05:37Et là je me suis dit, si je continue,
05:40comme ils ne m'ont pas attendu là,
05:42ils ne vont pas m'attendre au sommet,
05:44donc à la descente je vais me retrouver seule sur la montagne
05:47et je n'ai pas osé.
05:49Il m'arrive quoi que ce soit, une entorse, je vais mourir,
05:53parce qu'il n'y aura personne qui va être là,
05:55il n'y aura personne qui va être dans la capacité
05:57de venir me chercher ou de m'aider,
05:59et donc j'ai renoncé.
06:01Et je pense que ce sont des décisions
06:03qui se prennent aussi par rapport à une limite physique,
06:07parce que je savais pertinemment que je n'avais pas la capacité de les rattraper.
06:17L'expédition
06:36Dans l'expédition,
06:39le premier objectif, c'est le camp 1.
06:42Les camps de base, en moyenne, sont au-dessus de 5000 mètres.
06:46Donc le camp de base, on est au pied de la montagne,
06:48on n'a encore rien fait, on est déjà au-dessus du Mont Blanc.
06:51Et tu as minimum 3000 mètres au-dessus de ta tête,
06:55qu'il faut encore gravir.
06:57Donc si tu as cette obsession du sommet,
07:00à vouloir toujours...
07:02La limite, elle est là, elle est naturelle,
07:05et très souvent tu es là, mais non, je ne suis pas capable.

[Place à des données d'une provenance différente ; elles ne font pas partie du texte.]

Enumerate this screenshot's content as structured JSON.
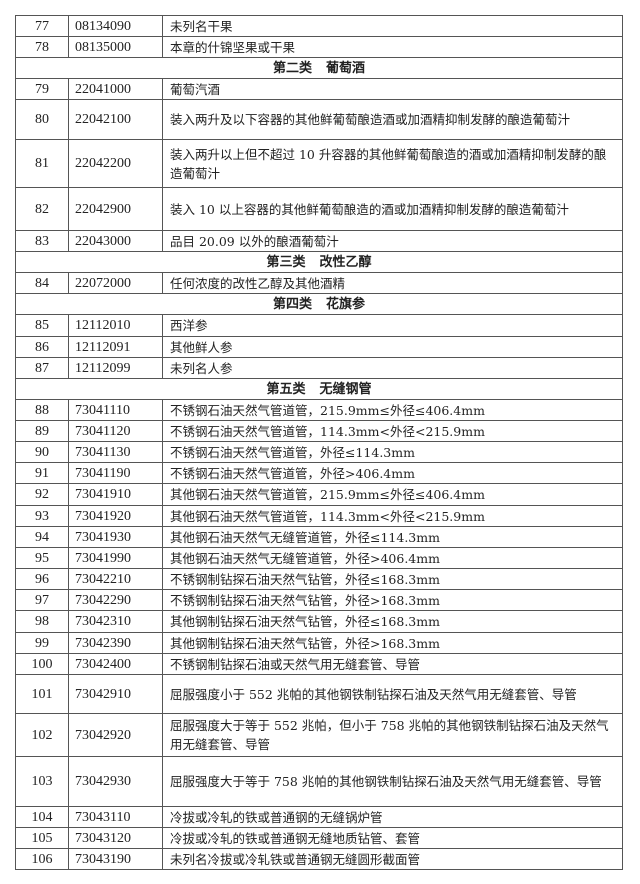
{
  "rows": [
    {
      "no": "77",
      "code": "08134090",
      "desc": "未列名干果"
    },
    {
      "no": "78",
      "code": "08135000",
      "desc": "本章的什锦坚果或干果"
    },
    {
      "section": "第二类",
      "section_name": "葡萄酒"
    },
    {
      "no": "79",
      "code": "22041000",
      "desc": "葡萄汽酒"
    },
    {
      "no": "80",
      "code": "22042100",
      "desc": "装入两升及以下容器的其他鲜葡萄酿造酒或加酒精抑制发酵的酿造葡萄汁"
    },
    {
      "no": "81",
      "code": "22042200",
      "desc": "装入两升以上但不超过 10 升容器的其他鲜葡萄酿造的酒或加酒精抑制发酵的酿造葡萄汁"
    },
    {
      "no": "82",
      "code": "22042900",
      "desc": "装入 10 以上容器的其他鲜葡萄酿造的酒或加酒精抑制发酵的酿造葡萄汁"
    },
    {
      "no": "83",
      "code": "22043000",
      "desc": "品目 20.09 以外的酿酒葡萄汁"
    },
    {
      "section": "第三类",
      "section_name": "改性乙醇"
    },
    {
      "no": "84",
      "code": "22072000",
      "desc": "任何浓度的改性乙醇及其他酒精"
    },
    {
      "section": "第四类",
      "section_name": "花旗参"
    },
    {
      "no": "85",
      "code": "12112010",
      "desc": "西洋参"
    },
    {
      "no": "86",
      "code": "12112091",
      "desc": "其他鲜人参"
    },
    {
      "no": "87",
      "code": "12112099",
      "desc": "未列名人参"
    },
    {
      "section": "第五类",
      "section_name": "无缝钢管"
    },
    {
      "no": "88",
      "code": "73041110",
      "desc": "不锈钢石油天然气管道管，215.9mm≤外径≤406.4mm"
    },
    {
      "no": "89",
      "code": "73041120",
      "desc": "不锈钢石油天然气管道管，114.3mm<外径<215.9mm"
    },
    {
      "no": "90",
      "code": "73041130",
      "desc": "不锈钢石油天然气管道管，外径≤114.3mm"
    },
    {
      "no": "91",
      "code": "73041190",
      "desc": "不锈钢石油天然气管道管，外径>406.4mm"
    },
    {
      "no": "92",
      "code": "73041910",
      "desc": "其他钢石油天然气管道管，215.9mm≤外径≤406.4mm"
    },
    {
      "no": "93",
      "code": "73041920",
      "desc": "其他钢石油天然气管道管，114.3mm<外径<215.9mm"
    },
    {
      "no": "94",
      "code": "73041930",
      "desc": "其他钢石油天然气无缝管道管，外径≤114.3mm"
    },
    {
      "no": "95",
      "code": "73041990",
      "desc": "其他钢石油天然气无缝管道管，外径>406.4mm"
    },
    {
      "no": "96",
      "code": "73042210",
      "desc": "不锈钢制钻探石油天然气钻管，外径≤168.3mm"
    },
    {
      "no": "97",
      "code": "73042290",
      "desc": "不锈钢制钻探石油天然气钻管，外径>168.3mm"
    },
    {
      "no": "98",
      "code": "73042310",
      "desc": "其他钢制钻探石油天然气钻管，外径≤168.3mm"
    },
    {
      "no": "99",
      "code": "73042390",
      "desc": "其他钢制钻探石油天然气钻管，外径>168.3mm"
    },
    {
      "no": "100",
      "code": "73042400",
      "desc": "不锈钢制钻探石油或天然气用无缝套管、导管"
    },
    {
      "no": "101",
      "code": "73042910",
      "desc": "屈服强度小于 552 兆帕的其他钢铁制钻探石油及天然气用无缝套管、导管"
    },
    {
      "no": "102",
      "code": "73042920",
      "desc": "屈服强度大于等于 552 兆帕，但小于 758 兆帕的其他钢铁制钻探石油及天然气用无缝套管、导管"
    },
    {
      "no": "103",
      "code": "73042930",
      "desc": "屈服强度大于等于 758 兆帕的其他钢铁制钻探石油及天然气用无缝套管、导管"
    },
    {
      "no": "104",
      "code": "73043110",
      "desc": "冷拔或冷轧的铁或普通钢的无缝锅炉管"
    },
    {
      "no": "105",
      "code": "73043120",
      "desc": "冷拔或冷轧的铁或普通钢无缝地质钻管、套管"
    },
    {
      "no": "106",
      "code": "73043190",
      "desc": "未列名冷拔或冷轧铁或普通钢无缝圆形截面管"
    }
  ]
}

07:09Et c'est, je pense, l'erreur que font beaucoup de gens
07:13qui ont un référentiel des Alpes,
07:17et qui, quand ils arrivent en Himalaya,
07:20sont complètement submergés par la tâche,
07:23par l'immensité,
07:26par ce côté impressionnant
07:29de ces grandes, grandes montagnes.
07:32Ouh, j'en ai pas le dos !
07:34Trop raide !
07:38J'ai côtoyé des alpinistes
07:41qui étaient bien plus aguerris que moi, techniquement,
07:44mais qui se sont mis une telle pression,
07:47avec des crises d'angoisse, avec des mecs qui font demi-tour
07:50et qui rentrent à la maison, tu ne sais juste pas pourquoi,
07:53de par l'ampleur de la tâche à accomplir.
07:56Finalement, c'est bien d'essayer de rester dans un précaré
07:59où on sait finalement qu'on est capable.
08:02Cet apprentissage du pas à pas,
08:05d'acquérir de l'expérience,
08:08d'acquérir la façon de se connaître,
08:11c'est un gage de sécurité en Himalaya.
08:32Moi j'ai de plus en plus peur des avalanches,
08:35des crevasses, du brouillard.
08:38Et moi aujourd'hui, j'ai mes dix doigts,
08:41j'ai mes dix orteils,
08:44je n'ai jamais été évacuée, je n'ai jamais été blessée.
08:47Donc je suis assez fière de ça,
08:50parce que sur toutes ces années,
08:53j'en ai perdu trop des amis.
08:56Beaucoup, beaucoup d'accidents sur des 8000
08:59sont dus à l'hypoxie,
09:02avec une mauvaise décision,
09:05parce que ta faculté de réflexion est complètement altérée.
09:17Tu ne sais pas.
09:20C'est justement la grosse difficulté de l'hypoxie.
09:23Et c'est très difficile d'expliquer
09:26comment on est en hypoxie,
09:29parce que ça ferme les tiroirs.
09:32Donc ça laisse très peu de faculté.
09:35C'est cet état un petit peu...
09:38Il faut lutter.
09:41On lutte contre le sommeil en permanence,
09:44et qui rend l'environnement
09:47beaucoup plus dangereux.
09:50Je n'ai pas tellement fumé de pétards dans ma vie,
09:53mais j'imagine que si tu fumes 3-4 pétards,
09:56tu dois être à peu près dans cet état un peu comateux.
09:59Tout est très lent.
10:02Tu mets une chaussure,
10:05tu te rends compte qu'il faut 20 minutes
10:08pour mettre la chaussure dans la tente.
10:11Donc c'est très relatif.
10:14Et si les décisions ont été bonnes,
10:17il y a clairement un facteur chance.
10:20Se connaître, connaître ses limites,
10:23son environnement,
10:26ça limite les risques.
10:29Sur ces 22 expéditions,
10:32j'ai travaillé avec 3 Sherpas différents,
10:35dont Sangé depuis 2018.
10:38Le fait de très bien se connaître
10:41fait que chacun connaît la limite de l'autre.
10:44Et c'est un gage de sécurité de bien se connaître.
10:47Si je suis toujours seule en Himalaya,
10:50c'est parce que j'ai un impact.